Information visualization can aid risk managers in promptly comprehending analysis outcomes and formulating more precise improvement strategies. The methodology relies on knowledgeable product analysts to develop an improvement plan for failure modes and effectively reduce the risk level of these modes. Currently, the identification of possible failure modes and their assessment outcomes are decided by conducting expert interviews and reviewing historical data. Increased acquisition of empirical data would enhance the objectivity of the analytical outcomes. It is also important to emphasize that experts’ opinions are an important aspect of the adopted approach, and they certainly add some bias and subjectivity. So, to ensure the approach’s robustness and reliability, the weights of the criteria are obtained by considering opinions from multiple experts who have experience with the used case. It is indeed impossible to overlook this aspect of any MCDM process. Because subjectivity and bias are inevitable, it is advised to use several MCDM techniques and incorporate the opinions of as many experts as possible. It is also important to confirm the findings with all those involved. Hence, multiple experts’ perspectives are used in this work to reduce bias in the results, and the case company’s experts validated the results, finding that the adopted approach’s outcomes aligned with the real situation.

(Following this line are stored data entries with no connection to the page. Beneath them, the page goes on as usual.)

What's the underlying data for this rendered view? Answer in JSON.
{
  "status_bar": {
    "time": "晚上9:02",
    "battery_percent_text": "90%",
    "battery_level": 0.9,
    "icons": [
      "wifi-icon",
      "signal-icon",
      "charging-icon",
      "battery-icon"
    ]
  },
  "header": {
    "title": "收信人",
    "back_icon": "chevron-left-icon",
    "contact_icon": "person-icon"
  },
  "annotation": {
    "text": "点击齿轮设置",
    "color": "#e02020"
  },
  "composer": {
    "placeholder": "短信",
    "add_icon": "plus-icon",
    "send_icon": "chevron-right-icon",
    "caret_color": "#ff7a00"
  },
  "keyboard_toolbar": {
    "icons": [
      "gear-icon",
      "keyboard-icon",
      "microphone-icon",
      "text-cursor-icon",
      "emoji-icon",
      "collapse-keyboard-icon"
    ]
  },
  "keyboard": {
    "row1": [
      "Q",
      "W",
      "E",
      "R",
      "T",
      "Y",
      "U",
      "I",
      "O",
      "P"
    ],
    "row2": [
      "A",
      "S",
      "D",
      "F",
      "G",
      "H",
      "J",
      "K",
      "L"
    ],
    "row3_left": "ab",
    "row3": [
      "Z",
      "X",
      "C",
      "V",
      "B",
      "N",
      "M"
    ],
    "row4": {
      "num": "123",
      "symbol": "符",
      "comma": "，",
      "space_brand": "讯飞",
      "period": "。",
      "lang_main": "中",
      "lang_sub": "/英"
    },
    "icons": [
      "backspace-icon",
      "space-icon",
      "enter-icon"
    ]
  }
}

Future studies will explore additional MCDM methods, such as the weighted aggregated sum product assessment (WASPAS), multi-attributive border approximation area comparison (MABAC), and preference ranking organization method for enrichment evaluation (PROMETHEE). Regarding the integration of several methods, it is possible to examine more methods such as the technology of precise order preference (TPOP) and multiple objective optimizations based on ratio analysis plus full multiplicative form (MULTIMOORA). Additionally, the lack of clarity in the data information can be considered during the evaluation process by integrating fuzzy-set theory or grey theory into the model. The presented approach can also be used to control failures in various domains, including products, systems, and services.